François Chaillou a choisi de partir en Italie pour suivre une formation artistique qu’il qualifie de classique.
À Carrare, sur les pas des grands maîtres italiens, il sculpte le marbre.
À son retour en France, le jeune artiste doit se défaire de l’excellence technique et d’un certain académisme. Il entreprend la sculpture à partir de matériaux naturels : des os, du bois, du lichen, de la cire et de la terre. Le corps reste le centre de sa réflexion plastique. Ainsi il moule les visages de ses proches ou bien des parties de son propre corps. Peu à peu, une fragmentation du corps est mise en œuvre. Des morceaux de corps sont assemblés entre eux, ils sont agrégés et engendrent une nouvelle entité, à la fois troublante et monstrueuse.
Les yeux constamment clos, elle erre entre le sommeil et la mort. Elle ne nous cherche pas du regard. Leur présence intemporelle regorge de métaphores existentielles.
La vie et la mort s’enlacent et s’entrechoquent en permanence au creux d’une pratique profondément inspirée par l’art funéraire. Reliques, masques mortuaires, ossuaires, vanités, embaumement, François Chaillou se fait le dépositaire d’un art où le profane tutoie le sacré.
À Saint-Flour, une figure protectrice est solidement ancrée au sol. Du bois de tilleul a progressivement surgi un personnage nu et assis. Ses yeux clos et sa position donnent lieu à une introspection, voire à une attitude méditative.
Il présente de sa main droite une autre figure, qui, elle, se tient debout. La statuette est conçue en cire naturelle. Au fil des jours, elle est soumise aux lois de la nature, aux intempéries, à la chaleur, au vent ou encore au passage des oiseaux. Sa dégradation est inévitable.
Elle est amenée à lentement disparaître. La statuette est à considérer comme une offrande, une figure sacrifiée qui nous renvoient à différentes cérémonies ancestrales, mais aussi à notre impuissance face au temps et à notre propre disparition. Malgré les apparences, les deux corps partagent cependant un devenir mouvant.
Si la statuette en cire est amenée à fondre progressivement, la statue, dont la silhouette semble plus solide et massive, est pourtant taillée dans le tilleul, un bois fragile et instable. Selon leurs propriétés physiques et les conditions climatiques, les deux corps vont connaître une dégradation et une transformation.
Les visages des deux sculptures sont légèrement tournés vers le sol, ils aspirent à la réflexion, l’intériorité et à l’infini. D’un point de vue plastique, François Chaillou entremêle différentes références issues d’arts primitivistes orientaux et occidentaux. Il envisage le primitivisme comme « un exotisme vers lequel on se dirigerait progressivement, un retour à l’origine non plus éclairé par la superstition mais par la science, science naturelle entre autre.

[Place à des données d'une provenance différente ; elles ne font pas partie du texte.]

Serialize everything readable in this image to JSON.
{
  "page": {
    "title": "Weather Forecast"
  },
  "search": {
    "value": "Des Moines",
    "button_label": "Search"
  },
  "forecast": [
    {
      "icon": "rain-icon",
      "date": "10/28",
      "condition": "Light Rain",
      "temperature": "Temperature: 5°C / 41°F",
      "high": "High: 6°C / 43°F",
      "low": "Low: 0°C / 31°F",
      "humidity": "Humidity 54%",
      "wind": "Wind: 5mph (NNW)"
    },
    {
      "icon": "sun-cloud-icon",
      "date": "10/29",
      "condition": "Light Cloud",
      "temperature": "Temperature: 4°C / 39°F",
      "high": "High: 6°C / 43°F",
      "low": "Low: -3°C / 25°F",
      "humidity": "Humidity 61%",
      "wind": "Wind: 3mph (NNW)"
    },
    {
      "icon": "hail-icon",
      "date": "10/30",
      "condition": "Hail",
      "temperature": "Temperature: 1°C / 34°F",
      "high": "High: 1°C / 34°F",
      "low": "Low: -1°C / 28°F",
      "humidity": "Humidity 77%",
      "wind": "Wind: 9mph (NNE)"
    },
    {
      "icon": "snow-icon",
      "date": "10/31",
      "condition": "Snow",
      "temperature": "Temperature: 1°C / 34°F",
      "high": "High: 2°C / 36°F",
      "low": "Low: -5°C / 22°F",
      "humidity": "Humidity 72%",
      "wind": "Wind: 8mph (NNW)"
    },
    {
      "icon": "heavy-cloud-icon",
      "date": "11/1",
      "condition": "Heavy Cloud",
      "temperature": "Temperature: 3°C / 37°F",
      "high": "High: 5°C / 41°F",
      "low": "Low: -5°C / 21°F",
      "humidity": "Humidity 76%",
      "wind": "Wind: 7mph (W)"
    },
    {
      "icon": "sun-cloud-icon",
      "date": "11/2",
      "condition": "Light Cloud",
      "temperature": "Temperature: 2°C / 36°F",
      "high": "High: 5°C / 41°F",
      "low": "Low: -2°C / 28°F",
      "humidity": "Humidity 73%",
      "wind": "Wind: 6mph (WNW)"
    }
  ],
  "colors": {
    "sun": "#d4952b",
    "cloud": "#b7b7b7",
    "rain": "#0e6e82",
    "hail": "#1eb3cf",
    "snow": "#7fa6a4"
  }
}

Le primitivisme est associé à l’idée de cycle, la vie se répète, et l’on perpétue des traditions, en imitant symboliquement des événements mythiques afin de préserver l’équilibre du monde. » Il opère ainsi à une forme de syncrétisme entre les statuaires d’origines égyptienne, romane, byzantine, mésopotamienne et africaine. Du bois et de la cire, l’artiste fait émerger un monument profane et exotique. « L’Exotisme n’est […] pas une adaptation, une compréhension parfaite d’un hors soi-même qu’on étreindrait en soi, mais la perception totale et immédiate d’une incompréhensibilité éternelle. »(V.S.) Exotique du fait de sa présence incongrue dans le paysage, mais aussi parce qu’il résulte d’une hybridation culturelle.
Il synthétise différents courants de l’histoire de l’art dans sa globalité et nous invite, à travers un voyage temporel et artistique, à tutoyer le Divers.